La crisi o il ridimensionamento delle multinazionali francesi, la scomparsa dei “grandi vecchi” e delle loro diatribe personali, il datato mal di pancia nei confronti del mondo cooperativo, il superamento del contrasto politico con la rappresentanze dei piccoli esercenti, l’affermazione dei giganti della rete e dei discount, che operano all’interno dello stesso perimetro, ha rimesso al centro la necessità di ritrovare un percorso associativo inclusivo e propositivo che rilanci il tema del commercio a 360° superando la logica delle dimensioni, dei formati, dei modelli organizzativi e che punti a definire nuove regole comuni e condivise sapendo che le regole andrebbero costruite insieme. Altrimenti le determinano i più forti o chi sta fuori dal perimetro.
Il contesto geopolitico, la scarsità di risorse economiche da dedicare alla filiera, le ricadute sui consumi e la necessità di governare una situazione economica e sociale complessa hanno aggiunto l’urgenza di cambiare marcia e superare così un modello associativo divisivo tipico della seconda metà del 900. Alla GDO serve unità. Altrimenti è destinata a finire come i piccoli “bottegai” che nel secolo scorso lamentavano l’espansionismo della Grande Distribuzione, raggruppati da Confcommercio più sulle loro paure che non su un progetto credibile di futuro. Abbiamo visto come è finita.
Un associazionismo forte e coeso serve se guida la “testa” delle insegne. Non se si accoda alla “pancia”. Quindi servono persone e idee per guardare lontano. Non per contemplarsi tristemente l’ombelico. In tempi di alta inflazione con i consumatori costretti a scegliere e con i costi in aumento, l’insegna concorrente vive gli stessi problemi e nel rapporto con le istituzioni non esistono spazi vuoti. Altri sono sempre pronti ad occuparli. Rischiare di non avere interlocuzioni politiche forti proprio quando queste sono indispensabili è un limite su cui ciascuna insegna dovrebbe riflettere.

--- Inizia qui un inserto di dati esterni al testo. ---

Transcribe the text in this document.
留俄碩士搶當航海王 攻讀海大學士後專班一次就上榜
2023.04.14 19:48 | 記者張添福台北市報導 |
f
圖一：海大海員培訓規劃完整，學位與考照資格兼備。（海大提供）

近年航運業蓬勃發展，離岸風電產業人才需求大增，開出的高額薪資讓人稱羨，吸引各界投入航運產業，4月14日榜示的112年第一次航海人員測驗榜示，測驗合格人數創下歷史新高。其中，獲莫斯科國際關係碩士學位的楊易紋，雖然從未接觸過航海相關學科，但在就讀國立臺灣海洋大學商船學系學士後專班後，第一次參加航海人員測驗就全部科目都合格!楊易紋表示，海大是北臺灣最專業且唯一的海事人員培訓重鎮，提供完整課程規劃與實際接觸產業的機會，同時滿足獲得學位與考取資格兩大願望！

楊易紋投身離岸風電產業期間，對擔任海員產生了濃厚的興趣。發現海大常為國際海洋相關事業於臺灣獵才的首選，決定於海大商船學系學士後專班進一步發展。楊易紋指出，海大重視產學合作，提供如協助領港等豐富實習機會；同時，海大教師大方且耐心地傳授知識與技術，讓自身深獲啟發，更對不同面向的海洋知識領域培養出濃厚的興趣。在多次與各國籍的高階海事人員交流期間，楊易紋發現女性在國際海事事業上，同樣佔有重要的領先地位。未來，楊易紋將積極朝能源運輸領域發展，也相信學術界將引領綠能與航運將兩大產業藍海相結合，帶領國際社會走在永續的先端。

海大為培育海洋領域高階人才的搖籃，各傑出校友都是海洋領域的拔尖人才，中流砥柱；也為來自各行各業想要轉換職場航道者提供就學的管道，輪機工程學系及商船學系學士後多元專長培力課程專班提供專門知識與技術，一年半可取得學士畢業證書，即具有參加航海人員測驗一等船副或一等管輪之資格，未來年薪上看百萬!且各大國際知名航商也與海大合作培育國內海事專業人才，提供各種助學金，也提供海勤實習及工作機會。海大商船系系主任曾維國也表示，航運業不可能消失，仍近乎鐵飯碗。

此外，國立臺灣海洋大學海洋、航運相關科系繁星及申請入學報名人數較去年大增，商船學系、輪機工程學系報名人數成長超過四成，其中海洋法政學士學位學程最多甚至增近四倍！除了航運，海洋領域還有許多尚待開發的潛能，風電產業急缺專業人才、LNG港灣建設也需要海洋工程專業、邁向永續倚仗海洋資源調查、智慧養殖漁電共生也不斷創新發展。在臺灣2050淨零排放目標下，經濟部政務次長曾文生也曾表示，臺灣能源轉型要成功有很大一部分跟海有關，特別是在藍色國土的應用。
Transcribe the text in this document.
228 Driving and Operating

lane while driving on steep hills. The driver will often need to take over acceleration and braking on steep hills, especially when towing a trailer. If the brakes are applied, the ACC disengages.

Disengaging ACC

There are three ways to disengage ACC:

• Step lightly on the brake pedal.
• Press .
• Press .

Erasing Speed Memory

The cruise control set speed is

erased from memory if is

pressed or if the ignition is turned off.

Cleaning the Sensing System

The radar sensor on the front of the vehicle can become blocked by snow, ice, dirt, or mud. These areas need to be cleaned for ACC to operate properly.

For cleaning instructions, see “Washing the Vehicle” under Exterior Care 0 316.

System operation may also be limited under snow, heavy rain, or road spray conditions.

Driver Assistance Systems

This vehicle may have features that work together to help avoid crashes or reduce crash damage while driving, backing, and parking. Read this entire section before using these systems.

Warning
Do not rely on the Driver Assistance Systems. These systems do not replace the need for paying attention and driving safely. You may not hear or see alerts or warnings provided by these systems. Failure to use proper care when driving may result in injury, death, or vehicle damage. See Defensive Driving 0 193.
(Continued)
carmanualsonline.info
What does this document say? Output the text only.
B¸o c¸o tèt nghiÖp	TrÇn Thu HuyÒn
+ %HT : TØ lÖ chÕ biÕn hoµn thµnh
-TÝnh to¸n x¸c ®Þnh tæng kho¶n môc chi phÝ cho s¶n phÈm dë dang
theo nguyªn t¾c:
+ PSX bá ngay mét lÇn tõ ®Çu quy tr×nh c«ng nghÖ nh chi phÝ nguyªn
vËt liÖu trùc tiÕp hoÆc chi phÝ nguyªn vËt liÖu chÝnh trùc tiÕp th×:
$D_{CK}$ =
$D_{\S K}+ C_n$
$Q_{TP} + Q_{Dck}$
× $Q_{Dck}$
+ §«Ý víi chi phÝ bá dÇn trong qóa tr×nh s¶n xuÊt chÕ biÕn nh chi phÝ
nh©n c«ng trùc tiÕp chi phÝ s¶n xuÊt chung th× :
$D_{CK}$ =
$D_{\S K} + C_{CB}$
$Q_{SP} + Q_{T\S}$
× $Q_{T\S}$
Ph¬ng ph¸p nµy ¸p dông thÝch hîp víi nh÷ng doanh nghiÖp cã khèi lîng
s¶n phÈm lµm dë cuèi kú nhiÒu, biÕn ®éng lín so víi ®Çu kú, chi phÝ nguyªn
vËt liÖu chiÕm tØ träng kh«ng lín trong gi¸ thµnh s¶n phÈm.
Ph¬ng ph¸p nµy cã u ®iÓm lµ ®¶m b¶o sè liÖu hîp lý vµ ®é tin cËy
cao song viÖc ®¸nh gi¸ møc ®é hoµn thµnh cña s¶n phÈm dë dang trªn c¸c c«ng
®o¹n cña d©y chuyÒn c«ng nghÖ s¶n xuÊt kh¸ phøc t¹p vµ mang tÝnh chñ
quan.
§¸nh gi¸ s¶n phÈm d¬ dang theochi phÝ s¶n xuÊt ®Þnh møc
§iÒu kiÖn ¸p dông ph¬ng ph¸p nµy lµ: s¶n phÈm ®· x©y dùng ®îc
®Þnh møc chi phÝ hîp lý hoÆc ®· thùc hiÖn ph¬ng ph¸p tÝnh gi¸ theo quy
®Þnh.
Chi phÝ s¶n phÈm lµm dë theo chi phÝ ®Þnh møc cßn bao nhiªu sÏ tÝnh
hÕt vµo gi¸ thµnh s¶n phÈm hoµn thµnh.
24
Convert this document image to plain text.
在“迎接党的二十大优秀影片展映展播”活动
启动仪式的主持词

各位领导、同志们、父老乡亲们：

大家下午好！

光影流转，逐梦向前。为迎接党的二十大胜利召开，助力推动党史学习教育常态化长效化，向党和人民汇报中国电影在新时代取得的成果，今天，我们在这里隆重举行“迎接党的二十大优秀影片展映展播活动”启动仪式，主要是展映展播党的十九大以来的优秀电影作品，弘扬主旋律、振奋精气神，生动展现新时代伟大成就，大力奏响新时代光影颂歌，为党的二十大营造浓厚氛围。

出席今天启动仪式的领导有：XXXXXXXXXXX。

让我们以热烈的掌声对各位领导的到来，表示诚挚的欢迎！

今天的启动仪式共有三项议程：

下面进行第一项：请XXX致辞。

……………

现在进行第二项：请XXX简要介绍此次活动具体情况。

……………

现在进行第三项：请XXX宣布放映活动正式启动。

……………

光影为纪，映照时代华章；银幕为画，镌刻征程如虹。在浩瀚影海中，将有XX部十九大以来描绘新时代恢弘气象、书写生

E poi, a mio modesto parere, occorrerebbe partire da quello che già c’è e dove tutti vi si riconoscono come ADM ha dimostrato recentemente a Bologna grazie anche al lavoro di assemblaggio dei dati di The European-Ambrosetti, al contributo che parte dell’associazionismo ha dato indipendentemente dalla dimensione, dal formato dal modello organizzativo e dal contratto nazionale applicato dalle insegne. E ricordando a tutti che la filiera che sta a monte è ben più estesa di chi oggi si propone di rappresentarla. Quindi gli spazi di iniziativa sono enormi.